Preliminary data show that remdesivir is extensively metabolized. The rapid decline in remdesivir plasma concentrations is accompanied by the sequential appearance of the intermediate metabolite GS-704277 and the nucleoside metabolite GS-441524. Within cells, the GS-441524 monophosphate undergoes rapid conversion to the pharmacologically active analog of adenosine triphosphate, GS-443902.[65365] The pharmacokinetic parameters of remdesivir and its metabolites (GS-441524 and GS-704277) were evaluated in a multiple dose study involving healthy adults. In this study, the percent bound to human plasma proteins and the blood-to-plasma ratio were 88% to 93.6% and 0.68 to 1 for remdesivir, 2% and 1.19 for GS-441524, and 1% and 0.56 for GS-704277, respectively. Remdesivir is predominately metabolized by carboxylesterase 1 (CES1, 80%), with minor contributions from cathepsin A (10%) and CYP3A (10%). The metabolite GS-704277 is further metabolized by histidine triad nucleotide-binding protein 1 (HINT1), while GS-441524 is not significantly metabolized. The elimination half-lives for remdesivir, GS-441524, and GS-704277 are 1 hour, 27 hours, and 1.3 hours, respectively. The major route of elimination for remdesivir and GS-704277 is via metabolism, with only 10% of remdesivir and 2.9% of GS-704277 being excreted in the urine. GS-441524 is primarily eliminated via glomerular filtration and active tubular secretion (49% in urine and 0.5% in feces).[66063]

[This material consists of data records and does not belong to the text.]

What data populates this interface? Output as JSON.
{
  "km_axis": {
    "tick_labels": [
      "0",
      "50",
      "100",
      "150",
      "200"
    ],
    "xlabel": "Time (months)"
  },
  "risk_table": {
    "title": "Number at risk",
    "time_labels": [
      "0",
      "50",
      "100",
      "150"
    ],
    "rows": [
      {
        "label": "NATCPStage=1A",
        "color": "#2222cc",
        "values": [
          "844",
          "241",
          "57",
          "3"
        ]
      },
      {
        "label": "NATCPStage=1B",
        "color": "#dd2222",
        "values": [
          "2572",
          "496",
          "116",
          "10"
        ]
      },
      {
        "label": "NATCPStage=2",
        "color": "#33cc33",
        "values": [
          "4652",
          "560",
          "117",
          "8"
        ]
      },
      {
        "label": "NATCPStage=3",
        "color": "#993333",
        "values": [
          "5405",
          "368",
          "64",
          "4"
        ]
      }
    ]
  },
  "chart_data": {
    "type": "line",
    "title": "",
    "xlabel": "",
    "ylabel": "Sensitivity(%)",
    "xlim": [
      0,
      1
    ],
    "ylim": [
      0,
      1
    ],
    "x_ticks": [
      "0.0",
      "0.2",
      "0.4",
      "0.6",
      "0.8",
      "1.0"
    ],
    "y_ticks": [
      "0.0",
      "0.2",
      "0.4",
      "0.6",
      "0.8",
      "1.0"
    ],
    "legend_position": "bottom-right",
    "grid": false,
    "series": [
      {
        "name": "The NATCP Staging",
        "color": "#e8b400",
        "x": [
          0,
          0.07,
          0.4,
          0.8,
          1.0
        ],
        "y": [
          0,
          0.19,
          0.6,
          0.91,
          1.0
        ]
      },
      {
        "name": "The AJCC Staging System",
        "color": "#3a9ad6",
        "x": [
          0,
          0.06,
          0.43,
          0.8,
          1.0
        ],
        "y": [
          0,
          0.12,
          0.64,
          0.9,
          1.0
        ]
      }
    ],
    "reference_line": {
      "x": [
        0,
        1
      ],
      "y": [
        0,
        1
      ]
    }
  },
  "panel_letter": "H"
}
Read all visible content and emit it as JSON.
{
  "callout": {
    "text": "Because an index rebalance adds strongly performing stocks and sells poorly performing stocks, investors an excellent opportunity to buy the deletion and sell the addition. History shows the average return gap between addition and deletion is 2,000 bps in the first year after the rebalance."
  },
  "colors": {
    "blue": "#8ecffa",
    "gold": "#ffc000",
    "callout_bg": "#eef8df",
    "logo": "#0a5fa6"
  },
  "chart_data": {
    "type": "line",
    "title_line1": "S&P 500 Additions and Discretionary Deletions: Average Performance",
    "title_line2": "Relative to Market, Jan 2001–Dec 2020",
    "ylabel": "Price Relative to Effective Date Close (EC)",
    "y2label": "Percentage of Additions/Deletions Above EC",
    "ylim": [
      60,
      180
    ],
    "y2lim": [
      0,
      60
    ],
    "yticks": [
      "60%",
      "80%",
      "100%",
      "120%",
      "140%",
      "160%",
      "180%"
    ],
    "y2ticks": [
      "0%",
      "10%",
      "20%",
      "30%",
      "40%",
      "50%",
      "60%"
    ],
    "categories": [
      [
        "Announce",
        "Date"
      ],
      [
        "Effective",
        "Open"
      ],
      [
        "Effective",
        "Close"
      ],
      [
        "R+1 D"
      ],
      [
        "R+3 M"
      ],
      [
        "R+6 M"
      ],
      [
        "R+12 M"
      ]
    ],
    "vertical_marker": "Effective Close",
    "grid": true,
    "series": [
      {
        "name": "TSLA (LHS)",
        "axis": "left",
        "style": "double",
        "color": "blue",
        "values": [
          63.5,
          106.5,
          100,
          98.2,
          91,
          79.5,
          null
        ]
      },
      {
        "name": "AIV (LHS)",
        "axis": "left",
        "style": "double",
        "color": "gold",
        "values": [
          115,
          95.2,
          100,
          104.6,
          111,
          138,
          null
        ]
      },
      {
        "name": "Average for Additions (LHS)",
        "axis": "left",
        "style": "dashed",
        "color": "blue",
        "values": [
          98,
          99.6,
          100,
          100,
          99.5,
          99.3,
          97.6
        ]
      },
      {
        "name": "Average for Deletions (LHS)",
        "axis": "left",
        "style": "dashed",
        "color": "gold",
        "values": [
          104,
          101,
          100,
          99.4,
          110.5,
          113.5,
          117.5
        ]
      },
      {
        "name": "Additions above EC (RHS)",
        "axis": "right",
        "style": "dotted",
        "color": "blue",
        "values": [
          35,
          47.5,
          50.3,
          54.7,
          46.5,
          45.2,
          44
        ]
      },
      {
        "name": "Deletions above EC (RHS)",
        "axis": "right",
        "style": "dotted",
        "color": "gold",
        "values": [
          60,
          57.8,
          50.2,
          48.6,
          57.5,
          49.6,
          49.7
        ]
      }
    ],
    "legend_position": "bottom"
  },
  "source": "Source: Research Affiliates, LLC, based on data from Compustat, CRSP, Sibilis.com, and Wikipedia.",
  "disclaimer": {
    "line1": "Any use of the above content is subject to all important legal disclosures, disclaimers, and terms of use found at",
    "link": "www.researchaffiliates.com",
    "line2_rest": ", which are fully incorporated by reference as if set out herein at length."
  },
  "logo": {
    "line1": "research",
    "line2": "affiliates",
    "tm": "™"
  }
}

Affected cytochrome P450 isoenzymes and drug transporters: CYP3A4, OATP1B1, OATP1B3, MATE1, P-gp

In vitro, remdesivir is a substrate for CYP3A4 and the drug transporters organic anion transporting polypeptide 1B1 (OATP1B1) and p-glycoprotein (P-gp). Remdesivir is an in vitro inhibitor of CYP3A4, OATP1B1, OATP1B3, and the multidrug and toxin extrusion protein 1 (MATE1). The metabolite GS-704277 is a substrate of OATP1B1 and OATP1B3. The clinical relevance has not been established.[66063]